Appendix A: "Kill Phrases" and Warning Signals

This appendix catalogs recurring phrases and behaviors that reliably preceded architectural degradation during AI-assisted development. While individually innocuous, their repeated appearance often signaled misalignment between the model's intended approach and global system integrity.

Examples include:

"For now"
Anything with the word "pragmatic"
"Known limitation"
"Good enough"
"We can refactor later"
"This should work"
"Given the complexity"
"This test is aspirational"
"Let me adjust the test to match reality"
"That's a separate issue"
"Unrelated to my changes"

The presence of these phrases was not inherently problematic. The risk appeared when they replaced explicit decisions, verification, or constraint enforcement.

Appendix B: Pull Request Checklist for AI-Assisted Code

This appendix provides a minimal checklist intended to slow review just enough to force understanding.

Example items:

What architectural decision does this change depend on?
What invariant does this code rely on?
What behavior is this test really validating?
Could this change be explained without referencing the implementation?
Was any constraint weakened to make this pass?

The checklist is intentionally short. Its purpose is not gatekeeping, but to surface implicit assumptions before they become embedded.

Appendix C: When to Terminate an AI Session

Certain interaction patterns were reliably followed by low-quality outcomes. This appendix names conditions under which continuing an AI session became counterproductive.

Indicators include:

Repeated speculative reasoning without verification
Oscillation between incompatible solutions
Broad mechanical changes proposed without semantic grounding
Context confusion that persists after restatement
Increasing suggestion of deferral or simplification

Session termination is framed not as failure, but as a control mechanism to prevent momentum from overwhelming judgment.
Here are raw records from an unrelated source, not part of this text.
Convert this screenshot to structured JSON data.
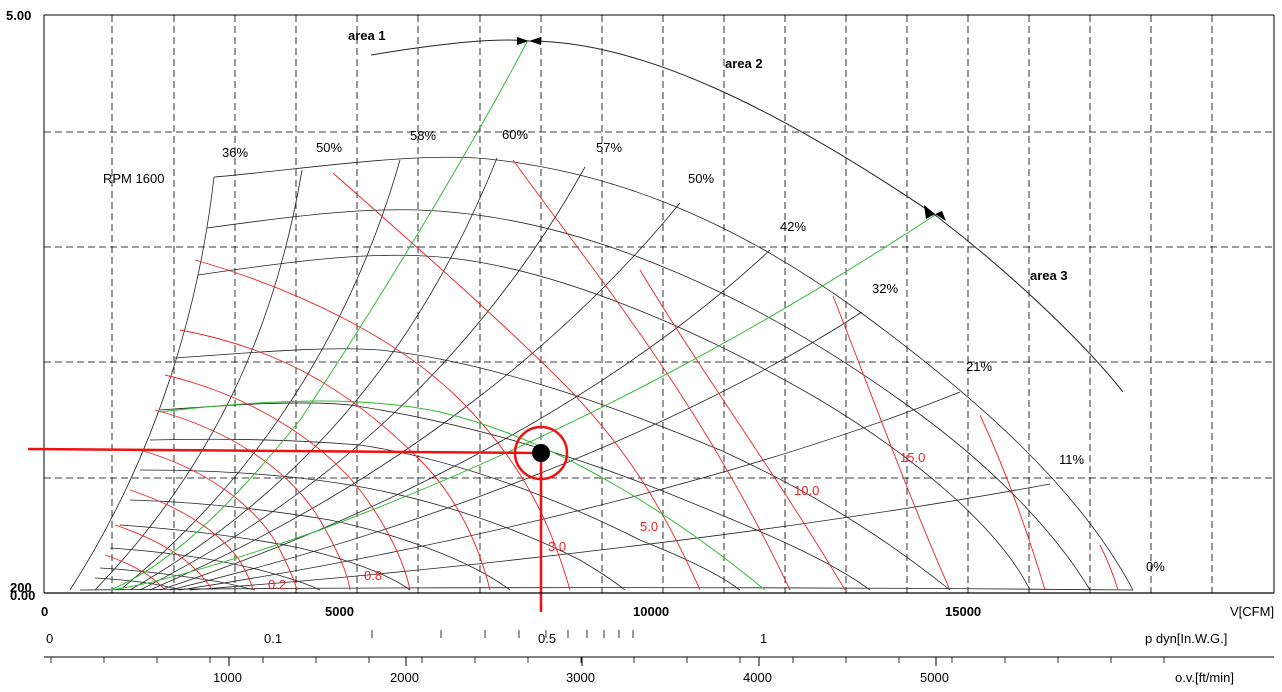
{
  "chart_data": {
    "type": "line",
    "title": "",
    "rpm_label": "RPM 1600",
    "x_axis": {
      "label": "V[CFM]",
      "range": [
        0,
        19000
      ],
      "ticks": [
        "0",
        "5000",
        "10000",
        "15000"
      ]
    },
    "y_axis": {
      "top_label": "5.00",
      "bottom_label": "200",
      "bottom_overlap_label": "0.00"
    },
    "pdyn_axis": {
      "label": "p dyn[In.W.G.]",
      "ticks": [
        "0",
        "0.1",
        "0.5",
        "1"
      ]
    },
    "ov_axis": {
      "label": "o.v.[ft/min]",
      "ticks": [
        "1000",
        "2000",
        "3000",
        "4000",
        "5000"
      ]
    },
    "grid": true,
    "efficiency_labels": [
      "36%",
      "50%",
      "58%",
      "60%",
      "57%",
      "50%",
      "42%",
      "32%",
      "21%",
      "11%",
      "0%"
    ],
    "power_labels": [
      "0.2",
      "0.8",
      "3.0",
      "5.0",
      "10.0",
      "15.0"
    ],
    "area_labels": [
      "area 1",
      "area 2",
      "area 3"
    ],
    "operating_point": {
      "V_cfm": 8000,
      "pressure": 1.22
    },
    "colors": {
      "grid": "#000000",
      "curves": "#222222",
      "power": "#ee2222",
      "efficiency_green": "#33bb33",
      "marker": "#ee1111"
    }
  }
}
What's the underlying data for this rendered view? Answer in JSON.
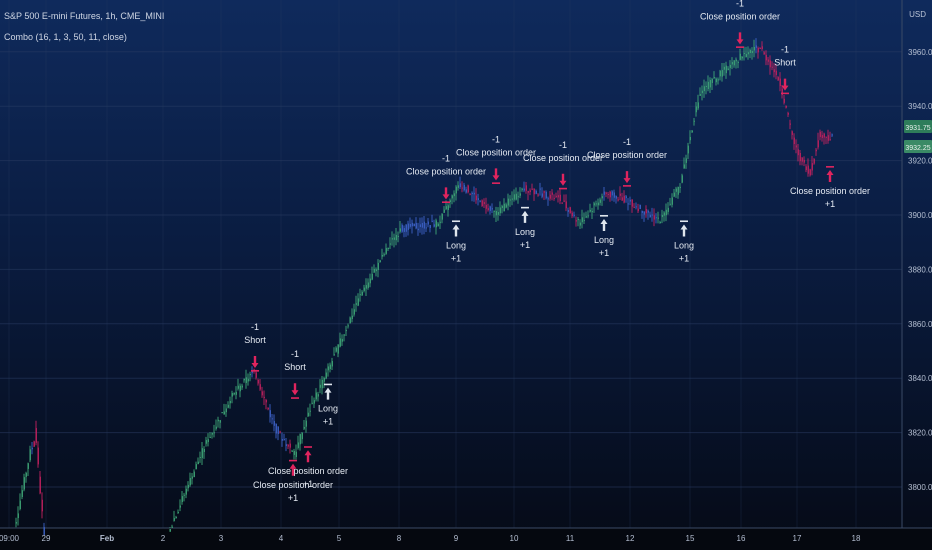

Appendix D: Open Questions for Model Builders

This appendix shifts responsibility outward without assigning blame. It provides unresolved questions exposed by sustained, constraint-heavy use of AI-assisted development.

Examples include:

How should architectural constraints persist across interactions?
Can models signal uncertainty or misalignment more explicitly?
What tooling support is needed to prevent context collapse at scale?
How can verification be incentivized over plausibility?

These questions are intentionally unanswered. They define the boundary between current capability and future research.